The first Women in Comedy Festival in the UK will be held across Greater Manchester this October.

The month-long celebration of stand-up comedy, spoken word, comedy theatre, debates, art and workshops will run from October 1-27.

Organised by the founder of Laughing Cows Comedy, Hazel O’Keefe, this cross-collaboration between female comedians, producers and supporters offers a chance to reflect on what ‘women’s comedy’ means and the importance – or unimportance – of gender in the UK comedy landscape.

For one of the performers, Athena Kugblenu, the festival will be an excuse to visit Manchester for the first time. She’ll be coming to the Lass O'Gowrie on October 19. A regular on the London comedy scene she finds she is often the only female on a bill.

Athena said: “It's important to understand the environment this culture creates for women in comedy.

“This festival gives us the opportunity to perform to audiences without feeling token or exceptional. I look forward to friendly, diverse crowds and lots of laughs.”

Ex-school teacher Allyson June Smith has come over from Canada to conquer the UK. Fresh from her Edinburgh Fringe debut her brisk and forthright style will start the festival launch night on October 1 with a bang at The Frog and Bucket on Oldham Street.
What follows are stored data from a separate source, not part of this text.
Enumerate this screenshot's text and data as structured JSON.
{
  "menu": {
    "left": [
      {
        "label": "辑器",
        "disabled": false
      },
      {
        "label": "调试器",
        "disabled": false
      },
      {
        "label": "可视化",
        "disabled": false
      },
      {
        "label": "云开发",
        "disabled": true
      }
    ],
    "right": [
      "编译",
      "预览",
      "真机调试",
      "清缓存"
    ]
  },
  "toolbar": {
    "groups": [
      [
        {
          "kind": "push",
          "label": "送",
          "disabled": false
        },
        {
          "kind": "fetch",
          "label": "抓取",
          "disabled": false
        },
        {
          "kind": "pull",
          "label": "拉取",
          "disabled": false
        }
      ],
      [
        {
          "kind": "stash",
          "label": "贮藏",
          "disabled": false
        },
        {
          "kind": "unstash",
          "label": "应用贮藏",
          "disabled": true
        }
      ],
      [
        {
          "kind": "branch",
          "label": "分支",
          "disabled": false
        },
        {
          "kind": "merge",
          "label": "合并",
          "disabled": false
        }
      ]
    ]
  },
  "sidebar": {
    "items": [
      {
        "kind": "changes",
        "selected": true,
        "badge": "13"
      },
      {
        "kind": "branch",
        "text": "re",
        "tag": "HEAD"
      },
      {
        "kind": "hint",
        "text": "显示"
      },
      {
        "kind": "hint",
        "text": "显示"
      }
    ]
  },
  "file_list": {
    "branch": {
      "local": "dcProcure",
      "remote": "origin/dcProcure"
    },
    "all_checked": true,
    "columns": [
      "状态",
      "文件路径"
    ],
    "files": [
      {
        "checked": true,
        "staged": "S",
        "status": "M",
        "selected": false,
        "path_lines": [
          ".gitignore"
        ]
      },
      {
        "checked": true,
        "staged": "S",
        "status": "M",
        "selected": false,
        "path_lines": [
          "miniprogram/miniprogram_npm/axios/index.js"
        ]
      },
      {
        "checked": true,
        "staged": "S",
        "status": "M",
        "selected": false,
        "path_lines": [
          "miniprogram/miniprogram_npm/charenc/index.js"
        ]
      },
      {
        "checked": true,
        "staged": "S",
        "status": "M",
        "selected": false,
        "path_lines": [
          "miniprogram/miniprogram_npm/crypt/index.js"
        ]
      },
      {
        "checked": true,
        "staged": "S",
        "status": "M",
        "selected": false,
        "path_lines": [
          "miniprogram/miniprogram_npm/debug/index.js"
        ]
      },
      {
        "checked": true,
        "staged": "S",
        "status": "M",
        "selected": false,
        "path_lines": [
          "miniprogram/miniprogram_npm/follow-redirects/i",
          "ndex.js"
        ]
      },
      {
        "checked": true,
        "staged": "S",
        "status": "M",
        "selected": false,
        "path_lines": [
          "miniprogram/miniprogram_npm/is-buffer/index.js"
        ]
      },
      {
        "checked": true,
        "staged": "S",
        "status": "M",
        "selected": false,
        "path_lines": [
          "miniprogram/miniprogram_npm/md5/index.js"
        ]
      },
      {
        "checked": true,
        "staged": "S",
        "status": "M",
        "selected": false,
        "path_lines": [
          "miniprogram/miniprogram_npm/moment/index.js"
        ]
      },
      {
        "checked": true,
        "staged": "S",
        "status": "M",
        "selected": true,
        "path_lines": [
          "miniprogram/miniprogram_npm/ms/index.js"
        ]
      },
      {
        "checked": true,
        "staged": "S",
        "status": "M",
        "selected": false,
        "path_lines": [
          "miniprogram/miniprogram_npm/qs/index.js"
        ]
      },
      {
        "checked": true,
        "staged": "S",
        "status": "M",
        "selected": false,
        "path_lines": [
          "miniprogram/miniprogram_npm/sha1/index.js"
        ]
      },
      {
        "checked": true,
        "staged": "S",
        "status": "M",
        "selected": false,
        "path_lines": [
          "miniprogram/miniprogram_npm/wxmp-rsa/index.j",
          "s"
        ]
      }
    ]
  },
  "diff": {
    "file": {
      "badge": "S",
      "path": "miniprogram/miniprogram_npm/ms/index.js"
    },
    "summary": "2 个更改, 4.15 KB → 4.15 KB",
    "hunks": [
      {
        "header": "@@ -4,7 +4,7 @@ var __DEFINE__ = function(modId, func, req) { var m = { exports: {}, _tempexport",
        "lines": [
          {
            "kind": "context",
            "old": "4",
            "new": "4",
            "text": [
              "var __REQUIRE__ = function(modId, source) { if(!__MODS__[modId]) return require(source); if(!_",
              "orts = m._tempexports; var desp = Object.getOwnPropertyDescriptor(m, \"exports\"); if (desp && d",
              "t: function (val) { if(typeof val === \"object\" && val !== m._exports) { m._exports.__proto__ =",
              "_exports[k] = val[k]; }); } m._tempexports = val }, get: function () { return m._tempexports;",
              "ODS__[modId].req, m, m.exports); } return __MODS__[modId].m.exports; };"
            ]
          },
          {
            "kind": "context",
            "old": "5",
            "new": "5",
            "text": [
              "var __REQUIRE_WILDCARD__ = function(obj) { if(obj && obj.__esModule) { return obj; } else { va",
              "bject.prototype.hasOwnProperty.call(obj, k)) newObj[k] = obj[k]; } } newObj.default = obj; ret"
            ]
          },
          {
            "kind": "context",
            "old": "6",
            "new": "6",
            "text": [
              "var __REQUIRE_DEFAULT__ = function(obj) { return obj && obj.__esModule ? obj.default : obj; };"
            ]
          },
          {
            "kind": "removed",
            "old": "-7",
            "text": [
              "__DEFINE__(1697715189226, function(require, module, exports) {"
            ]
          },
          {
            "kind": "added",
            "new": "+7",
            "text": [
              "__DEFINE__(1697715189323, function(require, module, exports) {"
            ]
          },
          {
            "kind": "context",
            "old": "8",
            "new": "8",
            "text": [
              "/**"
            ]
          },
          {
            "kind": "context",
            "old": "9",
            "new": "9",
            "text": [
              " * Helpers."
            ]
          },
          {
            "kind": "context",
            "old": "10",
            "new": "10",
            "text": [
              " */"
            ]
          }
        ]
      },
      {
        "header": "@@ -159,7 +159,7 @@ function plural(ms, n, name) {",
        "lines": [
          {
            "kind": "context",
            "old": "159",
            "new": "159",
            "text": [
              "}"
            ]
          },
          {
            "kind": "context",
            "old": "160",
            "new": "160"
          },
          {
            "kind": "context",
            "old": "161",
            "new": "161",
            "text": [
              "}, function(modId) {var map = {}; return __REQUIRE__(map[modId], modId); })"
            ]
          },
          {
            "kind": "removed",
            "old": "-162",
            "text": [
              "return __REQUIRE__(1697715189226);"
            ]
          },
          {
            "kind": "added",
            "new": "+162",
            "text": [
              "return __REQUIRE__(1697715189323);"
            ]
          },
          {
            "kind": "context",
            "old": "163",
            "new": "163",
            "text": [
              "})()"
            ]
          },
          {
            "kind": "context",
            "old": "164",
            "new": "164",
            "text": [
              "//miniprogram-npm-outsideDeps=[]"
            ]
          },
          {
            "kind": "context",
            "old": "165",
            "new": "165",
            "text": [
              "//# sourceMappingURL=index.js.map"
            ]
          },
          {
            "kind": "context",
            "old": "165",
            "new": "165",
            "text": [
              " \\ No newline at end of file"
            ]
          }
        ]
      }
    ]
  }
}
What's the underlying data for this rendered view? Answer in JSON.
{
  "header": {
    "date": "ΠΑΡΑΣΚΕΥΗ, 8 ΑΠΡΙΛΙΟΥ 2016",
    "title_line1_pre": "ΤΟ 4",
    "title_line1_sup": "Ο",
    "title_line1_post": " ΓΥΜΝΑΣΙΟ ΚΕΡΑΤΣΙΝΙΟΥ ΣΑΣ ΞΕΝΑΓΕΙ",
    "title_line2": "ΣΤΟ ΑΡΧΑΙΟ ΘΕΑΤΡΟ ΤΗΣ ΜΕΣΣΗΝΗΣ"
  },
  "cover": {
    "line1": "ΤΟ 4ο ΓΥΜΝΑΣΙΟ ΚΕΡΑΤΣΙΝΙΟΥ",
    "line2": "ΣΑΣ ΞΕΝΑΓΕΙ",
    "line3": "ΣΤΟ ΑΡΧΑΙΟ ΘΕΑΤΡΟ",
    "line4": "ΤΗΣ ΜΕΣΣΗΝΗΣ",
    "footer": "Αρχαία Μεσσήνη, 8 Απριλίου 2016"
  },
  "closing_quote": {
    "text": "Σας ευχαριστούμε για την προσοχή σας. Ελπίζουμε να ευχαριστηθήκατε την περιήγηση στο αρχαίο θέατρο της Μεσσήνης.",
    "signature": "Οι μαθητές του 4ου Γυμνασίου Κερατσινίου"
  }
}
She said: “I feel there is so much female talent coming out of the UK and so many from the North, that I think this will be a wonderful beginning and a great chance to highlight that talent.”

Allyson describes the decision to start her UK career in Manchester as one of the best she could have made. She heaped particular praise on Laughing Cows.

“They accepted me from day one with open arms and have provided me with support in regards to work and beyond,” she said. “I feel this festival will be a success because of the love from the people putting it all together.

“I am so excited to be a part of the 'women in comedy' festival.”

Rosie Wilby will also be performing at the Women in Comedy Festival at the Lass O’Gowrie on October 19. Her new show, Nineties Woman, looks at her experiences of running a feminist newspaper while a student and chronicles her attempts to trace her fellow ex-activist colleagues.

She also mentions Laughing Cows and their ‘supportive’ atmosphere.

“I think they have provided a pivotal role in nurturing new female talent and attracting them into comedy in the first place,” she said.

However, she has noticed a ghettoising effect where women’s comedy is becoming its own specialist genre and circuit.

She said: “Female audiences, particularly lesbians, are choosing to go to all of the women's gigs, where they feel more represented and comfortable, rather than support female acts when they're on with a bunch of men at a 'mainstream' gig in front of agents and talent scouts.

“If women are less supported at the big circuit gigs because supportive audiences are going elsewhere then it only reinforces the glass ceiling.”

Yet, Ava Vidal is not as concerned. She will be performing a sole show at The King's Arms in Salford on October 4.

The Mock the Week veteran and mother of two said:  “I think a women in comedy festival is long overdue.

“Women have been marginalised in comedy for far too long and this festival gives us a chance to showcase our talents.”